73Il est à vrai dire délicat de distinguer les documents qui témoignent d’une exposition intégrée à un autre rituel punitif de ceux qui nous montrent une réponse pénale articulant deux peines distinctes. Il faudrait, pour avancer que l’on se trouve en présence d’une coutume locale qui utilise l’exposition comme motif d’un autre rituel, prouver la répétitivité de la pratique et évaluer son extension géographique. Jacques Chiffoleau note par exemple qu’à Avignon, un grand nombre de voleurs sont « attachés une matinée au pilori avant d’être bannis121 ». Il est tout à fait possible, au vu de sa fréquence, que cette exclusion symbolique préalable à l’éloignement physique du criminel fasse partie du rituel de bannissement coutumier local. Avignon ne serait d’ailleurs pas la seule ville dans ce cas ; on trouve une juxtaposition similaire du pilori et du bannissement à Saint-Quentin par exemple122. Les sources judiciaires étant laconiques, impossible de déterminer si ces régularités correspondent à une articulation de deux peines ou à leur fusion au sein d’un seul grand rituel fixe. Du moins, on peut supposer que l’exposition n’est pas, dans ces configurations locales, le cœur de la réponse pénale ; elle n’est au mieux qu’une peine accessoire, et peut-être même qu’une habitude coutumière qui renforce le bannissement.
Conclusion
74Le rituel de l’exposition infamante ne peut donc être compris dans sa totalité sans percevoir que ses réalités matérielles – son intrication avec l’édifice pilori – et juridiques – sa malléabilité par l’arbitraire du juge – favorisent la multiplication de dynamiques rituelles qui travaillent en tous sens. En amont du supplice, le justicier recherche une adaptation de la peine aux circonstances du cas d’espèce, ainsi qu’aux soubresauts des étapes de la procédure. De toutes les ressources disponibles pour adapter la réponse pénale, l’exposition semble particulièrement flexible. La souplesse de son rituel n’est limitée que par des principes coutumiers simples, qui édictent que le condamné doit être attaché à un support, qu’il est interdit de le blesser, ou encore que la peine doit être publique. Le justicier est ensuite libre de modifier ses paramètres spatio-temporels, ou de l’enrichir de pratiques rituelles provenant de divers autres supplices.

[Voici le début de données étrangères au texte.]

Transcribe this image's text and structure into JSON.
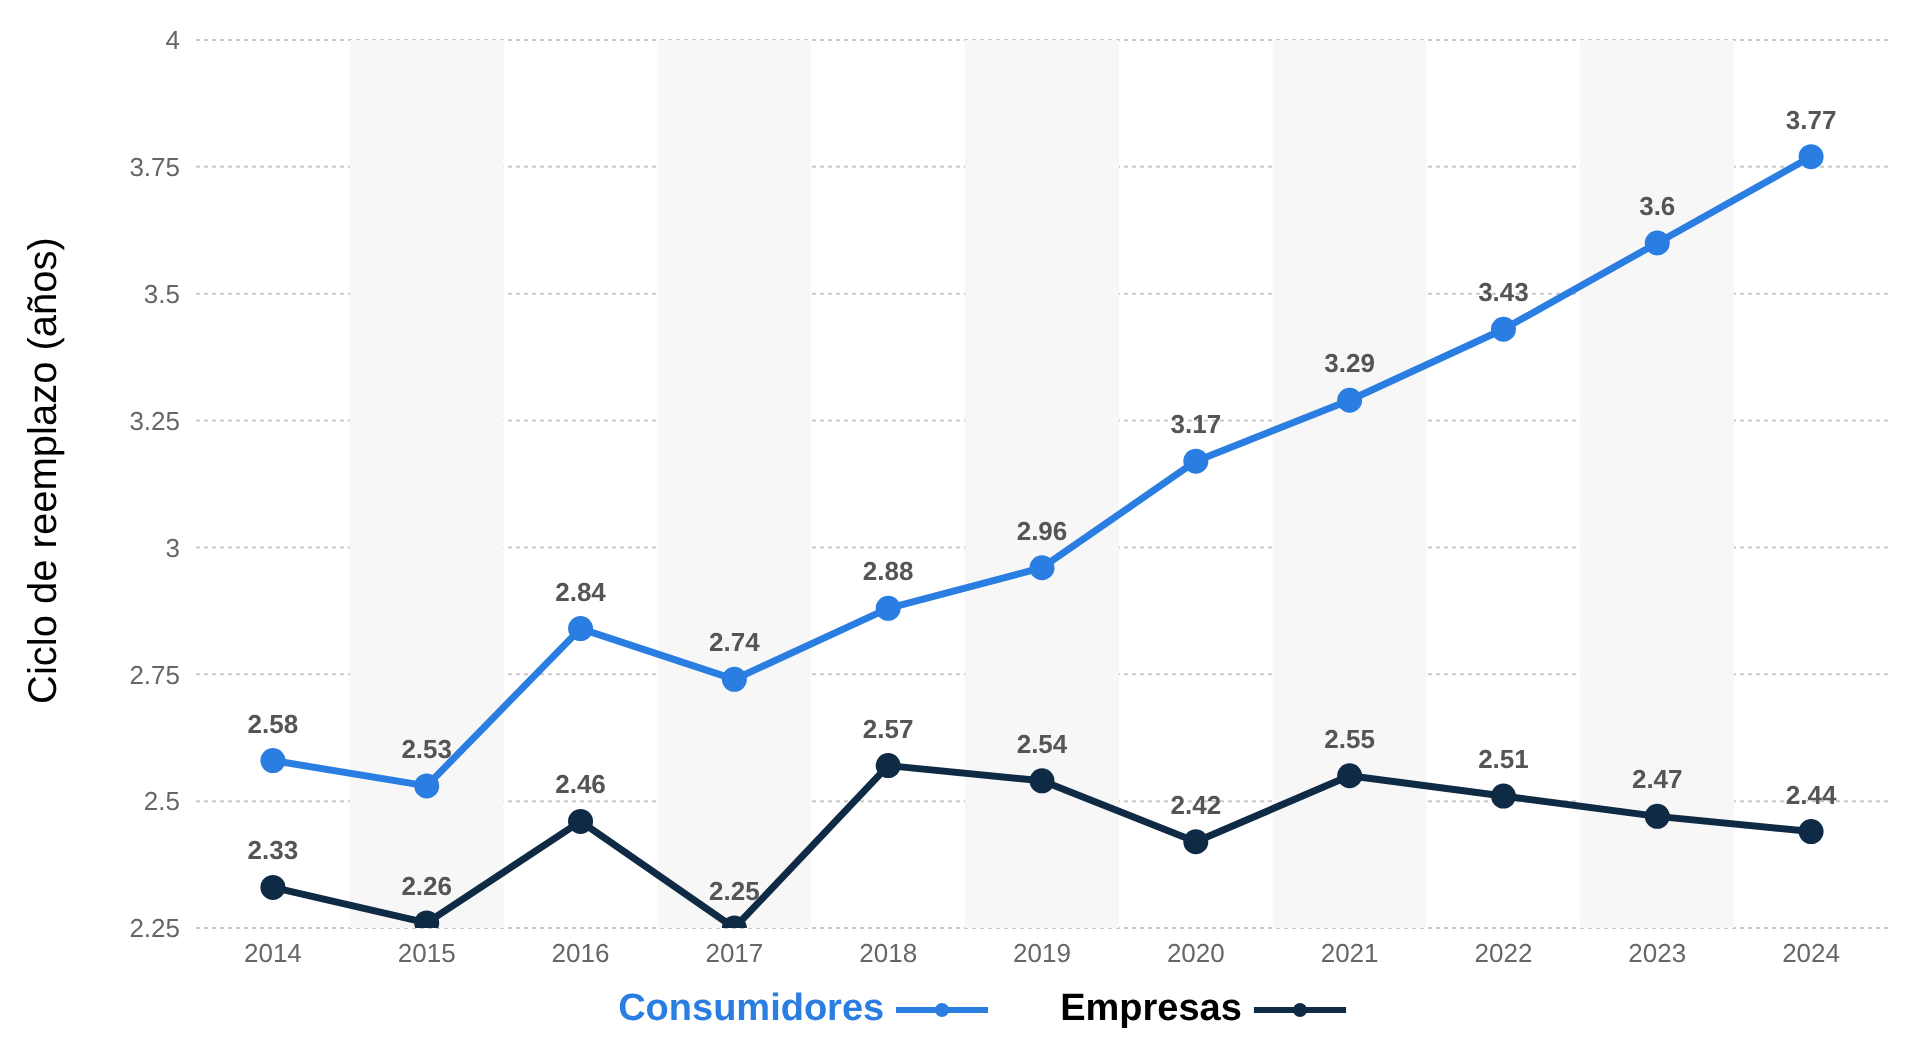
{
  "chart_data": {
    "type": "line",
    "ylabel": "Ciclo de reemplazo (años)",
    "categories": [
      "2014",
      "2015",
      "2016",
      "2017",
      "2018",
      "2019",
      "2020",
      "2021",
      "2022",
      "2023",
      "2024"
    ],
    "series": [
      {
        "name": "Consumidores",
        "color": "#2a7de1",
        "values": [
          2.58,
          2.53,
          2.84,
          2.74,
          2.88,
          2.96,
          3.17,
          3.29,
          3.43,
          3.6,
          3.77
        ]
      },
      {
        "name": "Empresas",
        "color": "#0f2a44",
        "values": [
          2.33,
          2.26,
          2.46,
          2.25,
          2.57,
          2.54,
          2.42,
          2.55,
          2.51,
          2.47,
          2.44
        ]
      }
    ],
    "ylim": [
      2.25,
      4
    ],
    "yticks": [
      2.25,
      2.5,
      2.75,
      3,
      3.25,
      3.5,
      3.75,
      4
    ],
    "bands": [
      {
        "axis": "x",
        "from": "2015",
        "to": "2015",
        "color": "#f7f7f7"
      },
      {
        "axis": "x",
        "from": "2017",
        "to": "2017",
        "color": "#f7f7f7"
      },
      {
        "axis": "x",
        "from": "2019",
        "to": "2019",
        "color": "#f7f7f7"
      },
      {
        "axis": "x",
        "from": "2021",
        "to": "2021",
        "color": "#f7f7f7"
      },
      {
        "axis": "x",
        "from": "2023",
        "to": "2023",
        "color": "#f7f7f7"
      }
    ],
    "grid": "y",
    "legend": "bottom",
    "marker": "circle",
    "line_style": "solid",
    "data_labels": true
  }
}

75Cette flexibilité interne est encadrée, et en partie déterminée, par des relations dynamiques avec ces autres supplices. La peine du pilori ne s’hybride cependant pas avec tous de la même manière et avec autant de facilité. On observe une porosité ancienne avec les rituels de mise à mort, peut-être due à une matrice commune au xiie siècle dont les justiciers conserveraient un souvenir à l’état d’imaginaire dégradé. Au fil des siècles, l’exposition garde la capacité à être convertie en motif de la peine de mort. Dans le même temps, des réponses pénales composites articulent ces deux peines sans les fusionner. Il est cependant toujours hasardeux de trancher : quelles expositions conservent leur autonomie et quelles autres se fondent dans la ritualité de l’exécution capitale ? Nul doute que cette distinction ne devait qu’être floue pour les contemporains assistant à la scène : que le justicier décide que le condamné mérite, en sus de la mort, une véritable peine de pilori, ou bien qu’il soit coutumier d’ouvrir une exécution par une exposition coutumière, la mise en scène et l’expérience qui en découle sont identiques pour le public.

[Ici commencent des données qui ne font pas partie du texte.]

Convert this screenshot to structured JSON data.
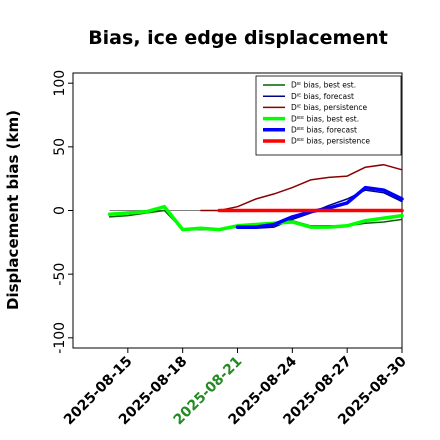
{
  "chart_data": {
    "type": "line",
    "title": "Bias, ice edge displacement",
    "xlabel": "",
    "ylabel": "Displacement bias (km)",
    "ylim": [
      -108,
      108
    ],
    "xlim": [
      "2025-08-12",
      "2025-08-30"
    ],
    "yticks": [
      100,
      50,
      0,
      -50,
      -100
    ],
    "xticks": [
      {
        "label": "2025-08-15",
        "x": "2025-08-15",
        "color": "#000000"
      },
      {
        "label": "2025-08-18",
        "x": "2025-08-18",
        "color": "#000000"
      },
      {
        "label": "2025-08-21",
        "x": "2025-08-21",
        "color": "#228b22"
      },
      {
        "label": "2025-08-24",
        "x": "2025-08-24",
        "color": "#000000"
      },
      {
        "label": "2025-08-27",
        "x": "2025-08-27",
        "color": "#000000"
      },
      {
        "label": "2025-08-30",
        "x": "2025-08-30",
        "color": "#000000"
      }
    ],
    "grid": false,
    "legend_position": "top-right",
    "zero_line": true,
    "series": [
      {
        "name": "Dᴵᴱ bias, best est.",
        "color": "#006400",
        "width": 1.5,
        "points": [
          [
            "2025-08-14",
            -5
          ],
          [
            "2025-08-15",
            -4
          ],
          [
            "2025-08-16",
            -2
          ],
          [
            "2025-08-17",
            0
          ],
          [
            "2025-08-18",
            -15
          ],
          [
            "2025-08-19",
            -15
          ],
          [
            "2025-08-20",
            -15
          ],
          [
            "2025-08-21",
            -13
          ],
          [
            "2025-08-22",
            -12
          ],
          [
            "2025-08-23",
            -10
          ],
          [
            "2025-08-24",
            -8
          ],
          [
            "2025-08-25",
            -12
          ],
          [
            "2025-08-26",
            -12
          ],
          [
            "2025-08-27",
            -12
          ],
          [
            "2025-08-28",
            -10
          ],
          [
            "2025-08-29",
            -9
          ],
          [
            "2025-08-30",
            -7
          ]
        ]
      },
      {
        "name": "Dᴵᴱ bias, forecast",
        "color": "#00008b",
        "width": 1.5,
        "points": [
          [
            "2025-08-21",
            -14
          ],
          [
            "2025-08-22",
            -14
          ],
          [
            "2025-08-23",
            -13
          ],
          [
            "2025-08-24",
            -7
          ],
          [
            "2025-08-25",
            -2
          ],
          [
            "2025-08-26",
            4
          ],
          [
            "2025-08-27",
            9
          ],
          [
            "2025-08-28",
            16
          ],
          [
            "2025-08-29",
            14
          ],
          [
            "2025-08-30",
            7
          ]
        ]
      },
      {
        "name": "Dᴵᴱ bias, persistence",
        "color": "#8b0000",
        "width": 1.5,
        "points": [
          [
            "2025-08-19",
            0
          ],
          [
            "2025-08-20",
            0
          ],
          [
            "2025-08-21",
            3
          ],
          [
            "2025-08-22",
            9
          ],
          [
            "2025-08-23",
            13
          ],
          [
            "2025-08-24",
            18
          ],
          [
            "2025-08-25",
            24
          ],
          [
            "2025-08-26",
            26
          ],
          [
            "2025-08-27",
            27
          ],
          [
            "2025-08-28",
            34
          ],
          [
            "2025-08-29",
            36
          ],
          [
            "2025-08-30",
            32
          ]
        ]
      },
      {
        "name": "Dᴵᴱᴱ bias, best est.",
        "color": "#00ff00",
        "width": 3.5,
        "points": [
          [
            "2025-08-14",
            -3
          ],
          [
            "2025-08-15",
            -2
          ],
          [
            "2025-08-16",
            -1
          ],
          [
            "2025-08-17",
            3
          ],
          [
            "2025-08-18",
            -15
          ],
          [
            "2025-08-19",
            -14
          ],
          [
            "2025-08-20",
            -15
          ],
          [
            "2025-08-21",
            -12
          ],
          [
            "2025-08-22",
            -11
          ],
          [
            "2025-08-23",
            -10
          ],
          [
            "2025-08-24",
            -9
          ],
          [
            "2025-08-25",
            -13
          ],
          [
            "2025-08-26",
            -13
          ],
          [
            "2025-08-27",
            -12
          ],
          [
            "2025-08-28",
            -8
          ],
          [
            "2025-08-29",
            -6
          ],
          [
            "2025-08-30",
            -4
          ]
        ]
      },
      {
        "name": "Dᴵᴱᴱ bias, forecast",
        "color": "#0000ff",
        "width": 3.5,
        "points": [
          [
            "2025-08-21",
            -13
          ],
          [
            "2025-08-22",
            -13
          ],
          [
            "2025-08-23",
            -11
          ],
          [
            "2025-08-24",
            -5
          ],
          [
            "2025-08-25",
            -1
          ],
          [
            "2025-08-26",
            2
          ],
          [
            "2025-08-27",
            6
          ],
          [
            "2025-08-28",
            18
          ],
          [
            "2025-08-29",
            16
          ],
          [
            "2025-08-30",
            9
          ]
        ]
      },
      {
        "name": "Dᴵᴱᴱ bias, persistence",
        "color": "#ff0000",
        "width": 3.5,
        "points": [
          [
            "2025-08-20",
            0
          ],
          [
            "2025-08-21",
            0
          ],
          [
            "2025-08-22",
            0
          ],
          [
            "2025-08-23",
            0
          ],
          [
            "2025-08-24",
            0
          ],
          [
            "2025-08-25",
            0
          ],
          [
            "2025-08-26",
            0
          ],
          [
            "2025-08-27",
            0
          ],
          [
            "2025-08-28",
            0
          ],
          [
            "2025-08-29",
            0
          ],
          [
            "2025-08-30",
            0
          ]
        ]
      }
    ]
  }
}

76Les possibilités d’hybridation entre supplices publics peuvent également dériver d’analogies entre leurs rituels. Une similarité, ne serait-ce qu’apparente, de buts, contenus ou formes, semble expliquer une grande partie des transferts observables entre rituels judiciaires. Mais le fonds de motifs rituels que les supplices ont en partage voit sa souplesse limitée, voire compartimentée, selon les groupes de sens qui structurent le champ des supplices. L’exposition connaît bien plus de transferts de motifs avec la corde au cou, la course ou l’amende honorable, qu’avec la fustigation ou la mutilation. Le thème de l’humiliation publique forme un ciment suffisamment solide pour permettre des hybridations croisées, si bien qu’il n’est parfois plus possible d’identifier quel rituel infamant est à l’origine de chaque motif. Mais étudier les interactions entre l’exposition et des motifs dont l’origine est bien connue, comme la corde au cou, permet d’établir les mécanismes concrets des échanges interrituels. Il semblerait que derrière la modulation de sens par l’intégration de motifs exogènes se joue l’actualisation du rituel, voire sa survie.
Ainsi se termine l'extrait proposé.